Dos aspectos positivos e negativos da adoção tardia no Brasil
Palavras-chave:
Adoção tardia, Convivência familiar, Direitos da criança e do adolescenteResumo
O presente estudo analisa os aspectos positivos e negativos da adoção tardia no Brasil, considerando os fatores jurídicos, sociais e culturais que influenciam essa modalidade de adoção. A pesquisa parte do reconhecimento constitucional e infraconstitucional do direito fundamental à convivência familiar, conforme previsto no artigo 227 da Constituição Federal e no artigo 19 do Estatuto da Criança e do Adolescente, que atribuem à família, à sociedade e ao Estado o dever de assegurar o desenvolvimento integral de crianças e adolescentes. Apesar desse arcabouço normativo, observa-se que um número significativo de crianças e adolescentes permanece institucionalizado por longos períodos, especialmente aqueles em idade mais avançada, em razão de estigmas sociais, preferências etárias dos adotantes e entraves culturais e emocionais. A adoção tardia apresenta desafios específicos, como a adaptação à nova dinâmica familiar, a reconstrução de vínculos afetivos e o respeito à identidade já formada do adotado, exigindo maior preparo emocional e psicológico dos adotantes.
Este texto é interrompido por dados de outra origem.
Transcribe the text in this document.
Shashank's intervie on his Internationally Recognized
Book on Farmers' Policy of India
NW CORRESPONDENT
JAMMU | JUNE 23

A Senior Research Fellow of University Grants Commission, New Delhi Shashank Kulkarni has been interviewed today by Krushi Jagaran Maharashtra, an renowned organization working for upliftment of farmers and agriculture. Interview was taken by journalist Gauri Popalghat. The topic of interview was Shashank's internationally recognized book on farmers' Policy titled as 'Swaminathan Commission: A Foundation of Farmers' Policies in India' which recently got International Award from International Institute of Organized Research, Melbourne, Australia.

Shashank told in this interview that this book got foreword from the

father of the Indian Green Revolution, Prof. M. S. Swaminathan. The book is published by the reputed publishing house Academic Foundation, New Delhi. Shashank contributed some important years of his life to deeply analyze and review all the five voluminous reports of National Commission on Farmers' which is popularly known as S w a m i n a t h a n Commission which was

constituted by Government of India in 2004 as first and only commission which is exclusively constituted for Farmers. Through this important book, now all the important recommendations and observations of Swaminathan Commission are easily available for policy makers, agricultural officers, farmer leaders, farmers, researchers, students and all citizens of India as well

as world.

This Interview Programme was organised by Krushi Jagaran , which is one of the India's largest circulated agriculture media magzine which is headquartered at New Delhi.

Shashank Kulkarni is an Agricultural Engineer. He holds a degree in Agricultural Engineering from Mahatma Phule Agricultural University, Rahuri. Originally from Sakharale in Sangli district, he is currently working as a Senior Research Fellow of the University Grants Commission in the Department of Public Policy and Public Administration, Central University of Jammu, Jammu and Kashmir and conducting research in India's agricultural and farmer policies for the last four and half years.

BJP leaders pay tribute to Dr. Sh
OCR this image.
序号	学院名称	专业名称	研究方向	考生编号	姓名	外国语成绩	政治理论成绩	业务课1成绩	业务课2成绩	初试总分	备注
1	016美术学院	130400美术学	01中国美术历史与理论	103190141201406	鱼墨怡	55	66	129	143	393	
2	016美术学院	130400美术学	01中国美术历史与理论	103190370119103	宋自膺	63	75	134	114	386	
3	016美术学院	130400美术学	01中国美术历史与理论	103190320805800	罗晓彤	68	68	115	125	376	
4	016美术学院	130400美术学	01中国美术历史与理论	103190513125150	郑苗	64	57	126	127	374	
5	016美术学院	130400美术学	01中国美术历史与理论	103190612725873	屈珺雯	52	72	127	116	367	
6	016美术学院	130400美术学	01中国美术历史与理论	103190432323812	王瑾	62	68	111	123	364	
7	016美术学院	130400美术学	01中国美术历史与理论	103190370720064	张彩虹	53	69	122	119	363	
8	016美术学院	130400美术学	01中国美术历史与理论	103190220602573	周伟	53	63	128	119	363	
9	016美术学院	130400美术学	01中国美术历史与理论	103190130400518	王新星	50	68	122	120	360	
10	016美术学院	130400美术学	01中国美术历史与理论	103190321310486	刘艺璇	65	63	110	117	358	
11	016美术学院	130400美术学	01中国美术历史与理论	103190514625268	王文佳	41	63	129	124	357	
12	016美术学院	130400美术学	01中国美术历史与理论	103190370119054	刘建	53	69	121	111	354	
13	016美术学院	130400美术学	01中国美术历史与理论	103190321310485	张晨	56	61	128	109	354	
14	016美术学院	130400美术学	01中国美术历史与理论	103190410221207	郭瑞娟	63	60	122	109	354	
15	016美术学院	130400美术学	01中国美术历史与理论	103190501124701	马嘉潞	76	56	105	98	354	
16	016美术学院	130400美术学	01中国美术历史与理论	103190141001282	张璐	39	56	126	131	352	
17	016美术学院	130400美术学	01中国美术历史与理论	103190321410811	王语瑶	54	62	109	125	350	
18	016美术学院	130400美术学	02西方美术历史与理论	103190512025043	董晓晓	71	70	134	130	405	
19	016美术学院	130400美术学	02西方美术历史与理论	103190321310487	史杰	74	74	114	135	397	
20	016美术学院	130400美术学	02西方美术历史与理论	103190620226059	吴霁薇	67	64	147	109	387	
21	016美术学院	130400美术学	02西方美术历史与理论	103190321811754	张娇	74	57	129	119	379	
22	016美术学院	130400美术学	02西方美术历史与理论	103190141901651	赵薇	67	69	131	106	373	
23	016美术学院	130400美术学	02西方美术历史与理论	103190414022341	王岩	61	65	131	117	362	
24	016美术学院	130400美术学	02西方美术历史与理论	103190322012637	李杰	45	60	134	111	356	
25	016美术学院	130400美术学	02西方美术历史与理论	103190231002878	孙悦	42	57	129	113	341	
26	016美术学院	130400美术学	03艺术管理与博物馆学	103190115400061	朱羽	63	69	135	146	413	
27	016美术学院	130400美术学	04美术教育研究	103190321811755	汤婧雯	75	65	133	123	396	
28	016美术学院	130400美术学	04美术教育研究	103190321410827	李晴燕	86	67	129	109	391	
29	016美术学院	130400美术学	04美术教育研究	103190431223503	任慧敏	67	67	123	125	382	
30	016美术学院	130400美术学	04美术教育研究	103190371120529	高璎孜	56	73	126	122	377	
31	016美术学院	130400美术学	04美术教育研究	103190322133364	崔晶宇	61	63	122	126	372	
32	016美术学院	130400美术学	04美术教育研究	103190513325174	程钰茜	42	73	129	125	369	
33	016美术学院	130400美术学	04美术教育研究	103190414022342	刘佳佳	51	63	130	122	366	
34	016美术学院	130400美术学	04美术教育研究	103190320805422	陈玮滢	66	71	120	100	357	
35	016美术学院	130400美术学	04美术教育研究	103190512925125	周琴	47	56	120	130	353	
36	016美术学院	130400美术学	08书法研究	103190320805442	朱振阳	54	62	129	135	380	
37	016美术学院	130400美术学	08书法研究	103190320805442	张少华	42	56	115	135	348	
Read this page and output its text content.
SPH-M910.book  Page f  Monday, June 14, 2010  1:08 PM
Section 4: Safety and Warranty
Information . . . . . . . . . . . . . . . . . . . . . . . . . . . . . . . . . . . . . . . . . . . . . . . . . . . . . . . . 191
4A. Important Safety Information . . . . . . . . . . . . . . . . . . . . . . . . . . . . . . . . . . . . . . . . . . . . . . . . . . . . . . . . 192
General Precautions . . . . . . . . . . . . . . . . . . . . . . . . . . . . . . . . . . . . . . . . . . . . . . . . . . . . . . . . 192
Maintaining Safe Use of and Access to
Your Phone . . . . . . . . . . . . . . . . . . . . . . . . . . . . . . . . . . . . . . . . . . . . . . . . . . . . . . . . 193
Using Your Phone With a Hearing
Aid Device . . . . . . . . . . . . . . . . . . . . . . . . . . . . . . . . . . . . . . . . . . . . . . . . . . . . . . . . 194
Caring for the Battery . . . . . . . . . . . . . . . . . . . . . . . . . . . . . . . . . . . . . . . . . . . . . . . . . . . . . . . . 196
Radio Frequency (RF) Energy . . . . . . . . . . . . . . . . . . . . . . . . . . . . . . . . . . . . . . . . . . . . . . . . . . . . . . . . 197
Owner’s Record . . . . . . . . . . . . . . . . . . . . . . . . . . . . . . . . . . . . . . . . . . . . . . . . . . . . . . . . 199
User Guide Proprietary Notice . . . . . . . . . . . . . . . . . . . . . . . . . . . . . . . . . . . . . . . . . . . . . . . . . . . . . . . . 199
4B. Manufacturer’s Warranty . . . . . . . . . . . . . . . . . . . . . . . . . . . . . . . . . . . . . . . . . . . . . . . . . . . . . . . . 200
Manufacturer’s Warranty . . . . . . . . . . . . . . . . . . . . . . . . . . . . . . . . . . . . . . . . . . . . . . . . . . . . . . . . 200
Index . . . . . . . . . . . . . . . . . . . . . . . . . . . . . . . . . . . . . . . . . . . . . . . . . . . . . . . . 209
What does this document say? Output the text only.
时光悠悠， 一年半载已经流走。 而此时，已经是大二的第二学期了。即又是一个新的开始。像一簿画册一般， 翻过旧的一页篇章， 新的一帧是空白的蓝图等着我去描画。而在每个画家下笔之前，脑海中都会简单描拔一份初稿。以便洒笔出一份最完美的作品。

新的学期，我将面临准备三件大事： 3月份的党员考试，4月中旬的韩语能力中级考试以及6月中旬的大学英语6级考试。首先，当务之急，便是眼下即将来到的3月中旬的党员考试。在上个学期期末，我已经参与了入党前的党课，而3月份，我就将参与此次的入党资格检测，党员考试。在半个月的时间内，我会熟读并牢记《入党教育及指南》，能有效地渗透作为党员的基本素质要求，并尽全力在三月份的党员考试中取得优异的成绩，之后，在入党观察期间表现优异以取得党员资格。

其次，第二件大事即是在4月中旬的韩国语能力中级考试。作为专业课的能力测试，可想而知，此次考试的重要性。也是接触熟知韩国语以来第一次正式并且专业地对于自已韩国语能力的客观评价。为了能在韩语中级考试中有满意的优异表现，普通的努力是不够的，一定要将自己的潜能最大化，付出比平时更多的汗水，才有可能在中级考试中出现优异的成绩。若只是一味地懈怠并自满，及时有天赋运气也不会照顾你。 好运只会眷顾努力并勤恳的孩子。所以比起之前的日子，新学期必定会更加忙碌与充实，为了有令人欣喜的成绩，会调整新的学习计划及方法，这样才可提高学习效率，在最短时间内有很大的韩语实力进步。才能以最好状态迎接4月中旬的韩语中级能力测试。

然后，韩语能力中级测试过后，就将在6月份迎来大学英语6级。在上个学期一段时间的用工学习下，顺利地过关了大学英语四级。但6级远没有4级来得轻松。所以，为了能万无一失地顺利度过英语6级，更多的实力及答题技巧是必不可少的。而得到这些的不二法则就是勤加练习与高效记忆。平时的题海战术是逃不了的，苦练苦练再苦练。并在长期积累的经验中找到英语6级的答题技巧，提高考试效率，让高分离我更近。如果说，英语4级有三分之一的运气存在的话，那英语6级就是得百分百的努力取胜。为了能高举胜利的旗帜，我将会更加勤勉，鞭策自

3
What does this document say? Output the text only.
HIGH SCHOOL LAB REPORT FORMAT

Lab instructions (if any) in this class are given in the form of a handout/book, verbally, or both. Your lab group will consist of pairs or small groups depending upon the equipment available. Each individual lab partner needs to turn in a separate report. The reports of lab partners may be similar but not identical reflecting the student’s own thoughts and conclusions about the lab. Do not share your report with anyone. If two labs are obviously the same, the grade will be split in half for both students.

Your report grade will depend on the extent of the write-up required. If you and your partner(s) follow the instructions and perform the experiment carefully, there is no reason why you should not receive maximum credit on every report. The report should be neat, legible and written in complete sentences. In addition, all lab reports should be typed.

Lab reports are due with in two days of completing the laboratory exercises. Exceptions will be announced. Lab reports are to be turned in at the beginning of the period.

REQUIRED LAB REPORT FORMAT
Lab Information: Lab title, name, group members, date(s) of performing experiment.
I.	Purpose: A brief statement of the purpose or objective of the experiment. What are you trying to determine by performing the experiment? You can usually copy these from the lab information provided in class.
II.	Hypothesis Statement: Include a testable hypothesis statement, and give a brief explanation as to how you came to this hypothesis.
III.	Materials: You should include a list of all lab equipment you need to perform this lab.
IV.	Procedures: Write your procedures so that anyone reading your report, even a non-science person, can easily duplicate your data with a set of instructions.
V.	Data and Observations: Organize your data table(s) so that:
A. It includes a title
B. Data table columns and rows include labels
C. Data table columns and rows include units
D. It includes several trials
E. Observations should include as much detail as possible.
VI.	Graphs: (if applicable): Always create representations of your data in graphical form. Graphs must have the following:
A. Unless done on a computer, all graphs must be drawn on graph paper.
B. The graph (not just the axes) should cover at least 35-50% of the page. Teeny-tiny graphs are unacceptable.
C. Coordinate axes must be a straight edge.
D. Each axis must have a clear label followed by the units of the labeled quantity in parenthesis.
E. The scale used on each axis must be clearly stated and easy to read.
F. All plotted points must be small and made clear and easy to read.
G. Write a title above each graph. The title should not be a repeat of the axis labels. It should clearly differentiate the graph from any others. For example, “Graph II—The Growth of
Por outro lado, evidencia-se como aspecto positivo a possibilidade de oferecer a essas crianças e adolescentes um ambiente familiar estável, afetivo e inclusivo, rompendo ciclos de abandono e institucionalização prolongada. A metodologia adotada foi a pesquisa bibliográfica com abordagem analítica, baseada em legislação, artigos científicos e literatura especializada. Conclui-se que a adoção tardia, embora complexa, representa um instrumento fundamental para a efetivação do direito à convivência familiar, demandando políticas públicas eficazes, conscientização social e suporte contínuo às famílias adotivas, a fim de garantir o bem-estar e o desenvolvimento saudável dos adotados.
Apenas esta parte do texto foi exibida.